Dans les ruelles pavées de Lisbonne, sous le soleil éclatant de Faro ou à l’ombre des jardins de Funchal, un art ancestral s’imprime au sol. La calçada portuguesa, cet entrelacs de pavés blancs et noirs formant des motifs ondulants ou géométriques, fait partie du quotidien des villes portugaises et bien au-delà. Pourtant, ce savoir-faire unique, façonné à la main par des artisans spécialisés, pourrait bien disparaître si aucune action n’est menée pour le préserver.
Le 14 mars dernier, un tournant décisif a été franchi : la candidature de la calçada portuguesa au Patrimoine Culturel Immatériel de l’UNESCO 1 a été officiellement déposée. Ce projet, porté par l’Associação da Calçada Portuguesa 2, est le fruit d’un effort collectif impliquant plus de 50 calceteiros, huit municipalités portugaises et plus de 20 institutions publiques et privées. Il vise à protéger et valoriser une tradition en péril, tout en soulignant son rôle dans l’identité nationale et son influence au-delà des frontières.
Un art en péril, une reconnaissance urgente
La calçada portuguesa est bien plus qu’un simple revêtement urbain. Elle est une expression artistique et une empreinte historique, témoin du passage du temps et des civilisations. Ses motifs, inspirés des vagues de l’Atlantique, des roses des vents des navigateurs ou encore de figures emblématiques comme Amália Rodrigues, racontent l’histoire du Portugal sous les pieds des passants.

Mais derrière cette beauté intemporelle se cache une réalité plus sombre. Le métier de calceteiro, exigeant et peu valorisé, peine à attirer de nouvelles générations. Dans les rues de Lisbonne ou de Porto, il n’est pas rare d’observer ces artisans à l’œuvre, souvent d’un âge avancé, agenouillés sur les pavés, martelant avec patience chaque pierre pour donner vie à des motifs précis. Le manque de relève menace la pérennité de cette pratique.
Les défenseurs de cette candidature soulignent aussi son importance environnementale. Contrairement aux revêtements modernes, souvent issus de matériaux industriels, la calçada utilise des pierres naturelles, ne nécessitant ni traitement chimique ni production polluante. Sa perméabilité permet une meilleure gestion des eaux de pluie, réduisant ainsi les risques d’inondations dans les centres historiques.
Une signature portugaise qui s’étend bien au-delà des frontières
Si la calçada est omniprésente dans les villes portugaises, son influence dépasse largement le territoire national. On la retrouve sur les places du Brésil, dans certaines rues de Macau et jusqu’en Afrique lusophone, héritage du vaste empire colonial portugais.

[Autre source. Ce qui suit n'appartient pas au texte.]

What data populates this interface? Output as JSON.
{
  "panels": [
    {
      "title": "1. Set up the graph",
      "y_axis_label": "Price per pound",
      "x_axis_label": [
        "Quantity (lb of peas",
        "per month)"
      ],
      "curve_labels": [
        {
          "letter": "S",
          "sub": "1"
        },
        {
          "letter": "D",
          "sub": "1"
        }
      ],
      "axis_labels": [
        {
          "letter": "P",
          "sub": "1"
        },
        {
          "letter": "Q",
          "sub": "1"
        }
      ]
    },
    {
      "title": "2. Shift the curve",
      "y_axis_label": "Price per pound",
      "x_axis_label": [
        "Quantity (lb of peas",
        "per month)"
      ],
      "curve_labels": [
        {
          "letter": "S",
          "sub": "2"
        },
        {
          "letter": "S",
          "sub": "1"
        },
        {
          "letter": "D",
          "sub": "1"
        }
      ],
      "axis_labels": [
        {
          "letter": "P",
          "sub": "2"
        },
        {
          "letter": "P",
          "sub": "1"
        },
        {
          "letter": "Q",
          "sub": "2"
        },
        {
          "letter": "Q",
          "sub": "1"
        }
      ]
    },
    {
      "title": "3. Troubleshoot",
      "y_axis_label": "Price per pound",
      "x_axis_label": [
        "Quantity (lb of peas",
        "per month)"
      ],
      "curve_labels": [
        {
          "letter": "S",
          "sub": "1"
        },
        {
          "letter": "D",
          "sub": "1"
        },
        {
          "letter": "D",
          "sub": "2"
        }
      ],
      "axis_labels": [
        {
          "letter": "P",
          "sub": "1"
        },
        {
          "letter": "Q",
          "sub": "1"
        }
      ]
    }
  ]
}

Son inscription au patrimoine immatériel de l’UNESCO renforcerait son rayonnement mondial, tout en soulignant l’apport culturel du Portugal à l’histoire urbaine globale.

Cette reconnaissance pourrait aussi favoriser son entretien et son financement, permettant aux municipalités d’investir davantage dans sa préservation. L’association porteuse du projet espère qu’un tel classement encouragera des initiatives visant à former une nouvelle génération d’artisans, garantissant ainsi la transmission du savoir-faire.
L’UNESCO face à une décision symbolique
L’inscription au patrimoine immatériel de l’UNESCO repose sur des critères exigeants. Il ne s’agit pas seulement de reconnaître un art ou une tradition, mais de prouver sa valeur universelle et la nécessité de sa protection. La calçada portugaise répond pleinement à ces exigences : elle est à la fois un symbole national, une prouesse artisanale et un élément clé du patrimoine urbain mondial.
La calçada portugaise (…) est à la fois un symbole national, une prouesse artisanale et un élément clé du patrimoine urbain mondial
Mais le temps presse. Sans actions concrètes pour valoriser et enseigner ce métier, les calceteiros d’aujourd’hui pourraient bien être les derniers à maîtriser cet art. L’UNESCO pourrait offrir à la calçada une reconnaissance internationale qui accélérerait sa préservation et assurerait sa transmission aux générations futures.
Après le classement, en 2024, de l' »art équestre au Portugal« , dans les prochains mois, nous saurons si la candidature pour la calçada portuguesa est retenue. En attendant, chaque pavé continue de raconter l’histoire du pays, un récit de tradition, d’art et de résilience, inscrit non dans les livres, mais dans les rues mêmes des villes qui le portent.